A slight thawing. “Clever phrasing, Academician. Still, the category ‘real’ is a social construction.”

“Look, of course science is a social process. But scientific theories don’t merely reflect society.”

“How charming to still think so.” A wan smile failed to conceal the icy gleam in her eyes.

“Theories are not mere changes of fashion, like shifting men’s skirts from short to long.”

“Academician, you must know that there is nothing knowable beyond human discourses.”

He kept his voice level, courteous. Point out that she had used “know” in two contradictory ways in the same sentence? No, that would be playing word games, which would subtly support her views. “Sure, mountain climbers might argue and theorize about the best route to the top—”

“Always in ways conditioned by their history and social structures—”

“—but once they get there, they know it.
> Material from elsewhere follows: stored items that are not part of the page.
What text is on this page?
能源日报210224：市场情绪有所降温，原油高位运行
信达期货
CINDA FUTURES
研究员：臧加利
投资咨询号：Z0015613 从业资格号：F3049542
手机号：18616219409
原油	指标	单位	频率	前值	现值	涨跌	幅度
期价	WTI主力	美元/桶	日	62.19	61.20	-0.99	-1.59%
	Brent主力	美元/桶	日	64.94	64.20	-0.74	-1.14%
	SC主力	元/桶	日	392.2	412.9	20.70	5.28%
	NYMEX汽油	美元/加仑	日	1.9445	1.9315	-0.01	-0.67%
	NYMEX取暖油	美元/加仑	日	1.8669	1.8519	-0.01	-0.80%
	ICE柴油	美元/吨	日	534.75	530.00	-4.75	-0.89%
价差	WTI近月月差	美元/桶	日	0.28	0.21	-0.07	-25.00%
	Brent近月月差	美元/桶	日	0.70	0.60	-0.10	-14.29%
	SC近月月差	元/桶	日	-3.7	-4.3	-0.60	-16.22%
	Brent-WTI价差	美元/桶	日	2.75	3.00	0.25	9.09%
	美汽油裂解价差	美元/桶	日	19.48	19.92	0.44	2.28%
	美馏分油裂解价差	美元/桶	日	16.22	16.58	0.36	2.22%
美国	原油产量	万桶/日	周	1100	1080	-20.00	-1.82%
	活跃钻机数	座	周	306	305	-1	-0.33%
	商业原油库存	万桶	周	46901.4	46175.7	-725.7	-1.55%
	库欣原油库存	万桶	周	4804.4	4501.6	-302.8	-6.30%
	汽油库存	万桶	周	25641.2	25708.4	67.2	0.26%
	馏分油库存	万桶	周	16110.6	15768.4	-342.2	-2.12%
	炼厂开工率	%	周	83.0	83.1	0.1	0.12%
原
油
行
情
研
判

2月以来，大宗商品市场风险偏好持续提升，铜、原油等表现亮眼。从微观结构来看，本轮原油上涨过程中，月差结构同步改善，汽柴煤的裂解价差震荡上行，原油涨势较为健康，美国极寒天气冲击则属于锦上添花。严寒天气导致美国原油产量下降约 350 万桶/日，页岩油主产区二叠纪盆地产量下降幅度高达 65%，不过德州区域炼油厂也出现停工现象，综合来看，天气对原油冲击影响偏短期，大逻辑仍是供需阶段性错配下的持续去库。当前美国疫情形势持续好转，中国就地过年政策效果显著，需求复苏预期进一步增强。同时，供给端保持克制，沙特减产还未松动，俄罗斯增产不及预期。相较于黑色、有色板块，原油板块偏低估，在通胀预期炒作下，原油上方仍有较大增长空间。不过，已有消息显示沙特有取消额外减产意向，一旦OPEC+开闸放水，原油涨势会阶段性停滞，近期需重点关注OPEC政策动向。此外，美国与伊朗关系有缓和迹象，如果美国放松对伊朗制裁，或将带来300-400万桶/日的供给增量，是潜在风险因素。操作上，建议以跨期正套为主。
Nobody would say they ‘constructed the mountain.’ ”

She pursed her lips and had another foggy-white stim. “Ummm. Elementary realism. But all of your ‘facts’ embody theory. Ways of seeing.”

“I can’t help noticing that anthropologists, sociologists—the whole gang—get a delicious rush of superiority by denying the objective reality of the hard sciences’ discoveries.”

She drew herself up. “There are no elemental truths that exist independent of the people, languages, and cultures that
make
them.”

“You don’t believe in objective reality, then?”

“Who’s the object?”

He had to laugh. “Language play. So linguistic structures dictate how we see?”

“Isn’t that obvious? We live in a galaxy rich in cultures, all seeing the Galaxy their way.”

“But obeying laws. Plenty of research shows that thought and perception precede talk, exist independent of language.”

“What laws?”

“Laws of social movement. A theory of social history—if we had one.”

“You attempt the impossible. And if you wish to be First Minister, enjoying the support of your fellow academics and meritocrats, you shall have to follow the prevailing view of our society. Modern learning is animated by a frank incredulity toward such meta-narratives.”

He was sorely tempted to say,
Then you are going to be surprised,
but instead said, “We shall see.”

“We don’t see things as they are,” the learned lady said, “we see them as
we
are.”

With a touch of sadness, he realized that the republic of intellectual inquiry was, like the Empire, not free of internal decay.